Nevertheless, it was the usually the older boys rather than the masters who attracted the most passionate following. Homoerotic elements often come close to the surface in the novels. For example, when E. F. Benson recreates his own mid-Victorian public school experiences in David Blaize (1916), he shows David's beloved Frank coming back from Cambridge to visit his sickbed. Lamplight falls like a halo around the older youth's face, and the scene is charged with powerful emotions. Such attachments feature very prominently in two earlier bildungsromans: David Copperfield (1850) and George Meredith's The Adventures of Harry Richmond (1871; text outside VW). In both novels, the attachments have to be outgrown, relinquished. David Copperfield's Steerforth and Harry Richmond's head boy, Heriot, are cut down to size later, so that the hero himself (the hero of the narrative, that is) is free to become truly the "hero of [his] own life" (David Copperfield, Chapter I). Yet it is doubtful that these strong attachments are ever really lost. Consider the power of the storm scene (Chapter LV) in David Copperfield, and how much it owes to Steerforth's final appearance.

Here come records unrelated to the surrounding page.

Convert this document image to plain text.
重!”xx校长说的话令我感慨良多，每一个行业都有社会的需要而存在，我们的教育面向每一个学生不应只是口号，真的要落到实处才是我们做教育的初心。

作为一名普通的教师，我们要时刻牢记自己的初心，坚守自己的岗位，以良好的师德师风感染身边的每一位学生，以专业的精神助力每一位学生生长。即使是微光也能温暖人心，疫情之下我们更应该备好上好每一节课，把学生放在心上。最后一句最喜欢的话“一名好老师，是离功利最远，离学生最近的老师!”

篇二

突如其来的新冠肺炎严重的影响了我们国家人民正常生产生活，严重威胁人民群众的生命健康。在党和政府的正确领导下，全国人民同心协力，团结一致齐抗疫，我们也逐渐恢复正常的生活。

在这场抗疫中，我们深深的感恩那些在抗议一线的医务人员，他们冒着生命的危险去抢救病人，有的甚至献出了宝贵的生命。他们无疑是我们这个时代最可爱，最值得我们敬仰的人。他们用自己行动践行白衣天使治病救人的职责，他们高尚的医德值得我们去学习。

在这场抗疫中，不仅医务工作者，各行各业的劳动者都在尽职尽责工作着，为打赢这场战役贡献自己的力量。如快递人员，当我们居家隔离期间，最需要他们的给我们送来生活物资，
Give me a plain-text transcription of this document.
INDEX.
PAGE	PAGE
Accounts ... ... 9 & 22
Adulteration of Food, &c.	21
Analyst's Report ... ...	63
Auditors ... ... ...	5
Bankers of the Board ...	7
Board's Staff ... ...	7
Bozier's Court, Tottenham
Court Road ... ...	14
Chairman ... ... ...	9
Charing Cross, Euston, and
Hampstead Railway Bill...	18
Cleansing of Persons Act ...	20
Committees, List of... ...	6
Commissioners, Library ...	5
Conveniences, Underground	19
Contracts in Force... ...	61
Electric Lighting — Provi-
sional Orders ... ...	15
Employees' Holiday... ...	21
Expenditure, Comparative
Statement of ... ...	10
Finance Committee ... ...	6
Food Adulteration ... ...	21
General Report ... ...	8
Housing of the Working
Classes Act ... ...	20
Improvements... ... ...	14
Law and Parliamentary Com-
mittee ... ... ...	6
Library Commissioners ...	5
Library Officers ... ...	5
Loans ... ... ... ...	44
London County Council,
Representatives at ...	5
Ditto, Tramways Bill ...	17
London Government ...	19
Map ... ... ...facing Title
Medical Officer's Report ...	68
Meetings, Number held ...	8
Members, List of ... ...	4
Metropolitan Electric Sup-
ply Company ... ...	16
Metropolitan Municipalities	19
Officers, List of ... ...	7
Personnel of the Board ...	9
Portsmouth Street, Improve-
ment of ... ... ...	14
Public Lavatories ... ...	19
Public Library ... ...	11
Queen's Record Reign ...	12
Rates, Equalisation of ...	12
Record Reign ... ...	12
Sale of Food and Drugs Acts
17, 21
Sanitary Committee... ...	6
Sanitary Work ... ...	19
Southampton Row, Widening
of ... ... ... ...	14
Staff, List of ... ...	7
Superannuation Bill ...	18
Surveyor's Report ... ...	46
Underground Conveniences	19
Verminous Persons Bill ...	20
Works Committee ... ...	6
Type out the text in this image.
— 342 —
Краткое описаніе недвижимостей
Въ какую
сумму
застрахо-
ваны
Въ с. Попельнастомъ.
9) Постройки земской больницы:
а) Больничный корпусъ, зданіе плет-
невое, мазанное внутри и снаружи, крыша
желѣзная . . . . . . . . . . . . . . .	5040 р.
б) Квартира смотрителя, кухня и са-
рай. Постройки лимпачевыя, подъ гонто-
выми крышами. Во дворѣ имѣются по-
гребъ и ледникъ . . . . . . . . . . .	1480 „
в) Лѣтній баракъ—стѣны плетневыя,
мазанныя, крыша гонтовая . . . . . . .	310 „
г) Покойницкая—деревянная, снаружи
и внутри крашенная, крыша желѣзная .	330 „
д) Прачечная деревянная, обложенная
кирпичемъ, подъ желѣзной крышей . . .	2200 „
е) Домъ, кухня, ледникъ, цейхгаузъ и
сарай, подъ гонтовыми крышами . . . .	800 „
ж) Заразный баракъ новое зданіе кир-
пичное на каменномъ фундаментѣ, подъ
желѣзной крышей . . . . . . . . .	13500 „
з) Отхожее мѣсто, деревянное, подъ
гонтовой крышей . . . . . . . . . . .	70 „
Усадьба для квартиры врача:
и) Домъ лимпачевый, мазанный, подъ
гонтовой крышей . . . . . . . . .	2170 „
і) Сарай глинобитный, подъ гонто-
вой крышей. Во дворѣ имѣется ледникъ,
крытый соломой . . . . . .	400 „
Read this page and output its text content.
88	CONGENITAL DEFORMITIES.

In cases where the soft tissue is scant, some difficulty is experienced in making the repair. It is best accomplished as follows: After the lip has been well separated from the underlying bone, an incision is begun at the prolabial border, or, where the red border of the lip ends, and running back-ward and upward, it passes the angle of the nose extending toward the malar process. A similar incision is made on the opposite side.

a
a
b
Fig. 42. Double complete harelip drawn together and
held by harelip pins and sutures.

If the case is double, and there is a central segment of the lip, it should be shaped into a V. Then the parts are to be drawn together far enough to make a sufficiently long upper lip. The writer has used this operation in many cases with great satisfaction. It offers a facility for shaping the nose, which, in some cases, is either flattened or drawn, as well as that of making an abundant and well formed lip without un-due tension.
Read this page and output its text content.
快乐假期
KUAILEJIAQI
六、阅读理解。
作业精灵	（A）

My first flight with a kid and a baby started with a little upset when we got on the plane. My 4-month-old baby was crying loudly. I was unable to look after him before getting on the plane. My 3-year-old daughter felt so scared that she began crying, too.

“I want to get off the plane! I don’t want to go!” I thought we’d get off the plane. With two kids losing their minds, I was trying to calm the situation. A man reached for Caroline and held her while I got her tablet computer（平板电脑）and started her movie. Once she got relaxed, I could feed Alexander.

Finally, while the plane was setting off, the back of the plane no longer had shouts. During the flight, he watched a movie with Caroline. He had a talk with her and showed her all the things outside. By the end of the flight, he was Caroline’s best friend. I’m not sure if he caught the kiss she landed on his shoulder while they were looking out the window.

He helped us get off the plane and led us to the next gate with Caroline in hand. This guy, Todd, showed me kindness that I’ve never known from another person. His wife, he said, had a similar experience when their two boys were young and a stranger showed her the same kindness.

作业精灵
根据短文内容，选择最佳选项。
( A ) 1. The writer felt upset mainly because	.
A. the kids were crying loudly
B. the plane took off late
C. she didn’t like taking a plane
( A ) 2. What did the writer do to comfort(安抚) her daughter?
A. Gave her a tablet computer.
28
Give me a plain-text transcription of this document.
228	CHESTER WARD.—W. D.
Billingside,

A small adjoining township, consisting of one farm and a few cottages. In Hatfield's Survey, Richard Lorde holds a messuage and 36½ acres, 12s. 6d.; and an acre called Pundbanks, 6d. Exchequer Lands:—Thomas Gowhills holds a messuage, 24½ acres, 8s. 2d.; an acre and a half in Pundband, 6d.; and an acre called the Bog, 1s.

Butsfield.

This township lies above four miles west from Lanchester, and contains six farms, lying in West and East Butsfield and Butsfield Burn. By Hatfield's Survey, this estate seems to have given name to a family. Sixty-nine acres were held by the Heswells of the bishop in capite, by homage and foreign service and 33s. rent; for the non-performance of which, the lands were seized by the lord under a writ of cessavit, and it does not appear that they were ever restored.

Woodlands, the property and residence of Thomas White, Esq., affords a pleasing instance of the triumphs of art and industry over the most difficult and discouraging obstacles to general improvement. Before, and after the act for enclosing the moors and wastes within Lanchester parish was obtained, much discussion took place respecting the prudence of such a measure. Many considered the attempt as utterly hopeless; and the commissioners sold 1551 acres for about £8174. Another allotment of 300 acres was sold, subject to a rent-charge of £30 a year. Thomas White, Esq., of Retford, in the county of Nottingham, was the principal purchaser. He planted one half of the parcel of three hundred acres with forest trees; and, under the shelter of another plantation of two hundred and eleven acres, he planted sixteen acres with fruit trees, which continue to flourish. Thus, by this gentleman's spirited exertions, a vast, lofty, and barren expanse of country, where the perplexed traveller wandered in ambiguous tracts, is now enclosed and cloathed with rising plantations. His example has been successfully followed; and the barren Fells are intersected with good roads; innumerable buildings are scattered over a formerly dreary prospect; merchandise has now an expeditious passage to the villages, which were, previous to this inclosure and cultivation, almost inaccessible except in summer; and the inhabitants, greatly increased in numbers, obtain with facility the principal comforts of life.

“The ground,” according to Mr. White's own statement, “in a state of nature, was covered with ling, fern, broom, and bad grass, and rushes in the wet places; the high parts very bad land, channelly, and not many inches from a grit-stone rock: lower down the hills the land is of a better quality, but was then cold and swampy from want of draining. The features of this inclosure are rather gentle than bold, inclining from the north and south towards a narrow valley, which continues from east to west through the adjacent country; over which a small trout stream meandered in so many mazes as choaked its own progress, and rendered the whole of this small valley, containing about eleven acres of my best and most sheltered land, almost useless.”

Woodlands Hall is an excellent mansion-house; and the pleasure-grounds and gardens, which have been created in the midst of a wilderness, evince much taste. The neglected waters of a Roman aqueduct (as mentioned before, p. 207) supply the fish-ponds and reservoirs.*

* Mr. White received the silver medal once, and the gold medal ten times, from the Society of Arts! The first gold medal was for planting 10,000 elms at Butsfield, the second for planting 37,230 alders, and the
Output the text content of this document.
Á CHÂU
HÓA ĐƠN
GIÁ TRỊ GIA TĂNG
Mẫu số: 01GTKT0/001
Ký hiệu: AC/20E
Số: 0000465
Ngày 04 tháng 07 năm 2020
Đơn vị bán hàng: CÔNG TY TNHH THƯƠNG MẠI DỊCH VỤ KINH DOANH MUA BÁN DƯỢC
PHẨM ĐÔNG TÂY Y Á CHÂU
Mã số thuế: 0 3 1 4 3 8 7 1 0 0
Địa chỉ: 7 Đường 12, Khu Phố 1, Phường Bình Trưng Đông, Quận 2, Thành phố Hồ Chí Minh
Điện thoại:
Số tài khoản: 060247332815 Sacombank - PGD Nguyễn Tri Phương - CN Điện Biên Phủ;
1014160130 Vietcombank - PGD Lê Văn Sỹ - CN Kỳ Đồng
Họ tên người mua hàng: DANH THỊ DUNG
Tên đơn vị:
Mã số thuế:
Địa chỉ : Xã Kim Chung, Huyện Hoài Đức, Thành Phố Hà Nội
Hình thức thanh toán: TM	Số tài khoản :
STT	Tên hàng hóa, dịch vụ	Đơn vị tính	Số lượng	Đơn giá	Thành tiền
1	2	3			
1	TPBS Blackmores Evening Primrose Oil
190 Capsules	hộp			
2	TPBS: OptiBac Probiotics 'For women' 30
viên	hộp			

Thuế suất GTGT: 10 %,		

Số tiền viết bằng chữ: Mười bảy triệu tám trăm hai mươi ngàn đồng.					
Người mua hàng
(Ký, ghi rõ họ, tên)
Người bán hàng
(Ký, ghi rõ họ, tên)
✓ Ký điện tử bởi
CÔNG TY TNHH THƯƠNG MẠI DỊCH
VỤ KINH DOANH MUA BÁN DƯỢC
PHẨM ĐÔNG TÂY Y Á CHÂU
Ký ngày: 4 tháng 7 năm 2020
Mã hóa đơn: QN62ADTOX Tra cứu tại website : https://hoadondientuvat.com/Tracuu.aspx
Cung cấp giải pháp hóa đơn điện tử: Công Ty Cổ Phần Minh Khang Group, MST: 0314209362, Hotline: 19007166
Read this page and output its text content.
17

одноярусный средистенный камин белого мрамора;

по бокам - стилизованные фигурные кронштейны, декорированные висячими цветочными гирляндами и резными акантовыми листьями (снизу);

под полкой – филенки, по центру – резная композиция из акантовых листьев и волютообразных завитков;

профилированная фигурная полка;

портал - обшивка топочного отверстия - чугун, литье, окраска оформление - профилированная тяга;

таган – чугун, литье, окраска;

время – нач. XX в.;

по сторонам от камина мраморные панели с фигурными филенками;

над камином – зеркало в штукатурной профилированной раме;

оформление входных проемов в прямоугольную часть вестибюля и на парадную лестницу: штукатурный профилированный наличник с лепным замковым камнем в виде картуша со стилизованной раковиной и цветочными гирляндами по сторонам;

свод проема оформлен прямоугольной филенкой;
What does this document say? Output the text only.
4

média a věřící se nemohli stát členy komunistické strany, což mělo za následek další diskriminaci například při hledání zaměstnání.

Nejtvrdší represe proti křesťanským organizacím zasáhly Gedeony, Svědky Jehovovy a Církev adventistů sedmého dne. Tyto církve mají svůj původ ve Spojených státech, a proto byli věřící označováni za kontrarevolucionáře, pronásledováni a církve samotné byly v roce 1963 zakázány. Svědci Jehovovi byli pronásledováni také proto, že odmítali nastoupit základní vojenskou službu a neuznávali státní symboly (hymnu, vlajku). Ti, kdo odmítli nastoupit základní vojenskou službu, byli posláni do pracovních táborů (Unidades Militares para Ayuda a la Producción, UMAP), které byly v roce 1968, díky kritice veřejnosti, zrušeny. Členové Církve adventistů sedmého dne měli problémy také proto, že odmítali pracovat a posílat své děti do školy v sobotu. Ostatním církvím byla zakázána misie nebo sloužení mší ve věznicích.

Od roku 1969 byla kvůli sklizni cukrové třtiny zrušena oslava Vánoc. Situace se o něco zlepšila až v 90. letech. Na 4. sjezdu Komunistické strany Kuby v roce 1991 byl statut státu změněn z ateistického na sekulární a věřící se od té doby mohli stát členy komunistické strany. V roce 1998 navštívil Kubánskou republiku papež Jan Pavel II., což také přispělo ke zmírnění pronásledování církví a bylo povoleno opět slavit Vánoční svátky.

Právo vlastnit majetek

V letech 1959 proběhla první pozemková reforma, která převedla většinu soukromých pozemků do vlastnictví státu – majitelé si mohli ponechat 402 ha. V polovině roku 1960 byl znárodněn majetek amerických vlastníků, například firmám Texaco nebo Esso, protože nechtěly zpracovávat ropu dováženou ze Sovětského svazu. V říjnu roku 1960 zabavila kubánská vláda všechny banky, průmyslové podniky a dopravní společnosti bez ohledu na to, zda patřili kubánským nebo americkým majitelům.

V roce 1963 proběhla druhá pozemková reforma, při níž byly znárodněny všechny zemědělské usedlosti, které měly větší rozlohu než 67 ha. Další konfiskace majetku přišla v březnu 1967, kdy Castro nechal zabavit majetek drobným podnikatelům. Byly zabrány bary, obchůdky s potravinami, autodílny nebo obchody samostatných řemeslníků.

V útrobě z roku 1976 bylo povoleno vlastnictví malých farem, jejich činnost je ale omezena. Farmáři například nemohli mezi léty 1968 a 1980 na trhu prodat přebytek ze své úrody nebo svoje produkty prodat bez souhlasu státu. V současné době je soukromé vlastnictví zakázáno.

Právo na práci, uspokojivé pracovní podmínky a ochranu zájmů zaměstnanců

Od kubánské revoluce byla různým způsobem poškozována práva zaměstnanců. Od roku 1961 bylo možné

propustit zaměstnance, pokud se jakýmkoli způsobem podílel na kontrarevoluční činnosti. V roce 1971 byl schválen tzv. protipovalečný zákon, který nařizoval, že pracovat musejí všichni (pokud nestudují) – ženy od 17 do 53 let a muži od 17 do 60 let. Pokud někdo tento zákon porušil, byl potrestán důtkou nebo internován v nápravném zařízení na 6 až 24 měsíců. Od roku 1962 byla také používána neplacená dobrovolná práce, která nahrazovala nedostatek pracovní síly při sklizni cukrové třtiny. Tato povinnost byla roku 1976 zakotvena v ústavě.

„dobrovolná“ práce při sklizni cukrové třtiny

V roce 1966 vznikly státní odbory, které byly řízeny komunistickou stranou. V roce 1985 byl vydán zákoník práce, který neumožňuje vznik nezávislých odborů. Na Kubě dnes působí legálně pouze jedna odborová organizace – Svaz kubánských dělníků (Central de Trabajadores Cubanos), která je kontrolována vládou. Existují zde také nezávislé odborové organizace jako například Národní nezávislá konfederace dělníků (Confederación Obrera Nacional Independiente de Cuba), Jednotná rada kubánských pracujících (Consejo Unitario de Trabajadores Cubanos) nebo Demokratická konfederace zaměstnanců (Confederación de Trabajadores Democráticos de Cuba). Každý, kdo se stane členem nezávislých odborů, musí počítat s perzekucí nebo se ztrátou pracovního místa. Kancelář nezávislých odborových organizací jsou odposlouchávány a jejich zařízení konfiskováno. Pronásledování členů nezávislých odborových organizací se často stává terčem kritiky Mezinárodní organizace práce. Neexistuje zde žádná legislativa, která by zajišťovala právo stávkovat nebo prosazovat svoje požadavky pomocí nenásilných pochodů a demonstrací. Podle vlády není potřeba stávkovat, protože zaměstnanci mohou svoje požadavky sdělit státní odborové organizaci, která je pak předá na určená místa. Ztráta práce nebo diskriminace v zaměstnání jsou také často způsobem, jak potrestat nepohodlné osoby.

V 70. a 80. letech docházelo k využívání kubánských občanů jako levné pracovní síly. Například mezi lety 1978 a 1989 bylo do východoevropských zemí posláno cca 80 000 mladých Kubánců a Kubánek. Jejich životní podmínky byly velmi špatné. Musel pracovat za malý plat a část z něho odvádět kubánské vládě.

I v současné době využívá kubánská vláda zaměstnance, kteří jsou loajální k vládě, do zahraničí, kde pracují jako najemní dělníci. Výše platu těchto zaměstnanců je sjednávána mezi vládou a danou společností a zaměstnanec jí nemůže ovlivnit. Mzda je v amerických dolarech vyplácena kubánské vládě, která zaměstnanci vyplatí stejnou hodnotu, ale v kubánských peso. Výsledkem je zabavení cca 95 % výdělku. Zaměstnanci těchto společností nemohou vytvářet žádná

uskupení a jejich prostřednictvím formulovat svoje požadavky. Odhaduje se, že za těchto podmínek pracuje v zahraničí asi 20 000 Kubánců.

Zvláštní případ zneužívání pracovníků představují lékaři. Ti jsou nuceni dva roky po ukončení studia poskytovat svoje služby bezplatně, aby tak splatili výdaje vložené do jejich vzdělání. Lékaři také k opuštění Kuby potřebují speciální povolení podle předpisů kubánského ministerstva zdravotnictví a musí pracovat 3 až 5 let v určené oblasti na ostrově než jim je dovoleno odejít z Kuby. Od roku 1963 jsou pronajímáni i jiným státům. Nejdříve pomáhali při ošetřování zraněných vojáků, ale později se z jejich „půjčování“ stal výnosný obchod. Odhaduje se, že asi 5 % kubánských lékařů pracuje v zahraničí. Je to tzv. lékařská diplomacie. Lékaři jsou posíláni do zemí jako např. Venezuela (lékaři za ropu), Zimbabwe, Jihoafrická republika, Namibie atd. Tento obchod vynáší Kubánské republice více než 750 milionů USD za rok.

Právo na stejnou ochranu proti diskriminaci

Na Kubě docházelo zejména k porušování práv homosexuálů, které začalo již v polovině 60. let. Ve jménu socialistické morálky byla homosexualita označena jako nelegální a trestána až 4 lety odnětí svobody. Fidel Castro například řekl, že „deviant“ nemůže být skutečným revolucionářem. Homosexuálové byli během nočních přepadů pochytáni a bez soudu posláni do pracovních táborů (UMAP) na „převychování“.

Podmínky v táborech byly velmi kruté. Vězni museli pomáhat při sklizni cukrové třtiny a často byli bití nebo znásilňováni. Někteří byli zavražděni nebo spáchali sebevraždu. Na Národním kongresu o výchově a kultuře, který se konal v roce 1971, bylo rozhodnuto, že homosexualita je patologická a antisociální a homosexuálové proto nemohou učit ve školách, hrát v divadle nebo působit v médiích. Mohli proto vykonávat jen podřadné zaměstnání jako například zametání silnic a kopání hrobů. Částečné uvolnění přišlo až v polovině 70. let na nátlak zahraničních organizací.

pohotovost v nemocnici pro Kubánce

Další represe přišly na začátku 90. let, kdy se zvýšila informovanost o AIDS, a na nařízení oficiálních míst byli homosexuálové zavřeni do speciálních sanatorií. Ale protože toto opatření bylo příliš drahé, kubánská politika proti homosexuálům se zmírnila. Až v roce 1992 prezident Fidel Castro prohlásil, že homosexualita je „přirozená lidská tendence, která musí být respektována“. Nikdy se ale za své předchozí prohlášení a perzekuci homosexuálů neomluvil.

Public schools exerted a huge influence on their pupils' later lives. However poignant the parting for Harrow in William Frith's The Railway Station, the rising planes of the triangular family group imply something positive as its outcome. Frith's eldest son, already somewhat aloof in his smart uniform, is clearly well on the way to becoming a man like his father. Boys' sufferings at these unique establishments were felt to be, and indeed normally were, part of the process of growth. The physical, moral and emotional challenges they faced there were probably more of a preparation for life than the classical education they were offered. Looking back in The Newcomes (1855), even Thackeray could feel glad that he had passed through those flames, and now felt a lingering warmth in the memory of them.

Bibliography

Begbie, Harold. The Story of Baden-Powell "The Wolf That Never Sleeps". http://www.gutenberg.org/files/17300/17300-h/17300-h.htm

Chandos, John. Boys Together: English Public Schools 1800-1864. London: Hutchinson, 1984.

Kincaid, James R. Child-Loving: The Erotic Child and Victorian Culture. New York & London: Routledge, 1992.

Nelson, Claudia. Boys Will Be Girls: The Feminine Ethic and British Children's Fiction, 1857-1917. New Brunswick: Rutgers UP, 1991.

Rooke, Patrick. The Age of Dickens. New York: Putnam's, 1970.

Stanley, Arthur Penrhyn. The Life and Correspondence of Thomas Arnold, D.D. New York: Scribner's, 1884.

Note: see also Lytton Strachey's reassessment of Thomas Arnold in the chapter on him in Eminent Victorians (1918; text outside VW), but beware! Strachey's evidence has been criticised in its turn as unsound. For an update on public school life, specifically at Eton, see J.F.O. McAllister, "A New Kind of Elite." Time Magazine, 26 June 2006: 28-35.